Fix: when registration is skipped, call cuda_model_prefetch_range() which
was already fully implemented but had no call site on the normal Linux/CUDA
path. It issues cudaMemPrefetchAsync over the full mmap region (async, on a
side stream) and sets g_model_hmm_direct=1 on success.

The companion hunk in cuda_model_range_is_cached() short-circuits to 1
when g_model_hmm_direct is set, so the per-range copy path is never reached.

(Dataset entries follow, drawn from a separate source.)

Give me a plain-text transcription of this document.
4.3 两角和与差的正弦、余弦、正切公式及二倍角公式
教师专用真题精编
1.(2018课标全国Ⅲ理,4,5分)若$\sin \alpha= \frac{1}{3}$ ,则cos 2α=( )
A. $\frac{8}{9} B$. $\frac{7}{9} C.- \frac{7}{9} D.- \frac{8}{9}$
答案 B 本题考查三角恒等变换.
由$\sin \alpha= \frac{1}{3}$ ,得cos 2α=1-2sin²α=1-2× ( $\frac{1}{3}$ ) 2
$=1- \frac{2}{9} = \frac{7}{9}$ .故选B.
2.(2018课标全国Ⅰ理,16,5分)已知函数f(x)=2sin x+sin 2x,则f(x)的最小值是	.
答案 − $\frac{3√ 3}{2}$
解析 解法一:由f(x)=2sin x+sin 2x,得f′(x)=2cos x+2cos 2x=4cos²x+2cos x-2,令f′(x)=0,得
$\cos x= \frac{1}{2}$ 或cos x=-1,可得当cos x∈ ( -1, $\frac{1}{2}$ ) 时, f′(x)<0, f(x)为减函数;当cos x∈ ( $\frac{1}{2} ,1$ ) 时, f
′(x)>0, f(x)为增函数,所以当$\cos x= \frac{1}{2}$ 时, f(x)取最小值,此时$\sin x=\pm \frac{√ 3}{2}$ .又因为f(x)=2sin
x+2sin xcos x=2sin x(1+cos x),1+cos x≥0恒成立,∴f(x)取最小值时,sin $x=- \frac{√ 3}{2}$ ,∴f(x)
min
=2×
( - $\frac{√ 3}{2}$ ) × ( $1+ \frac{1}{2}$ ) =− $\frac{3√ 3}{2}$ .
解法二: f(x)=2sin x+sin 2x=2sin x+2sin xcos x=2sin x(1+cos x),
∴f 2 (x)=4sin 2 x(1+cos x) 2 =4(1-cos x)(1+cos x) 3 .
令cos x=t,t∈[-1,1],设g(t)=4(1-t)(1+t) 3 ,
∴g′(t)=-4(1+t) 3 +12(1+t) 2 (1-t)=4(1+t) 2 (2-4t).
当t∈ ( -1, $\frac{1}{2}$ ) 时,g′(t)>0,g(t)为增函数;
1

Tested manually on DGX Spark GB10 (SM_121, 128 GB, CUDA 13.0, driver 580.142)
with DeepSeek V4 Flash IQ2_XXS-w2Q2K (80.76 GiB): 13.81 t/s, 94% GPU util.
---
 ds4_cuda.cu | 8 ++++++++
 1 file changed, 8 insertions(+)

diff --git a/ds4_cuda.cu b/ds4_cuda.cu
index 1eee21de..aa72cb5c 100644
--- a/ds4_cuda.cu
+++ b/ds4_cuda.cu
@@ -305,6 +305,8 @@ static const char *cuda_model_range_ptr(const void *model_map, uint64_t offset,
 static int cuda_model_range_is_cached(const void *model_map, uint64_t offset, uint64_t bytes) {
     if (bytes == 0) return 1;
     if (g_model_device_owned || g_model_registered) return 1;
+    /* On the HMM direct path every range is immediately accessible. */
+    if (g_model_hmm_direct) return 1;
 
     const uint64_t end = offset + bytes;
     if (end < offset) return 0;
@@ -1487,6 +1489,12 @@ extern "C" int ds4_gpu_set_model_map(const void *model_map, uint64_t model_size)
     } else {
         fprintf(stderr, "ds4: CUDA host registration skipped: %s\n", cudaGetErrorString(err));
         (void)cudaGetLastError();
+        /* On coherent unified memory systems (e.g. Grace-Blackwell NVLink-C2C) the
+         * host mmap pointer is directly addressable by the GPU via HMM page faults.
+         * Queue an async prefetch of the full model so pages are resident before
+         * inference starts, avoiding per-kernel page-fault stalls.  The function
+         * also sets g_model_hmm_direct=1 on success. */
+        (void)cuda_model_prefetch_range(model_map, model_size, 0, model_size);
     }
     return 1;
 }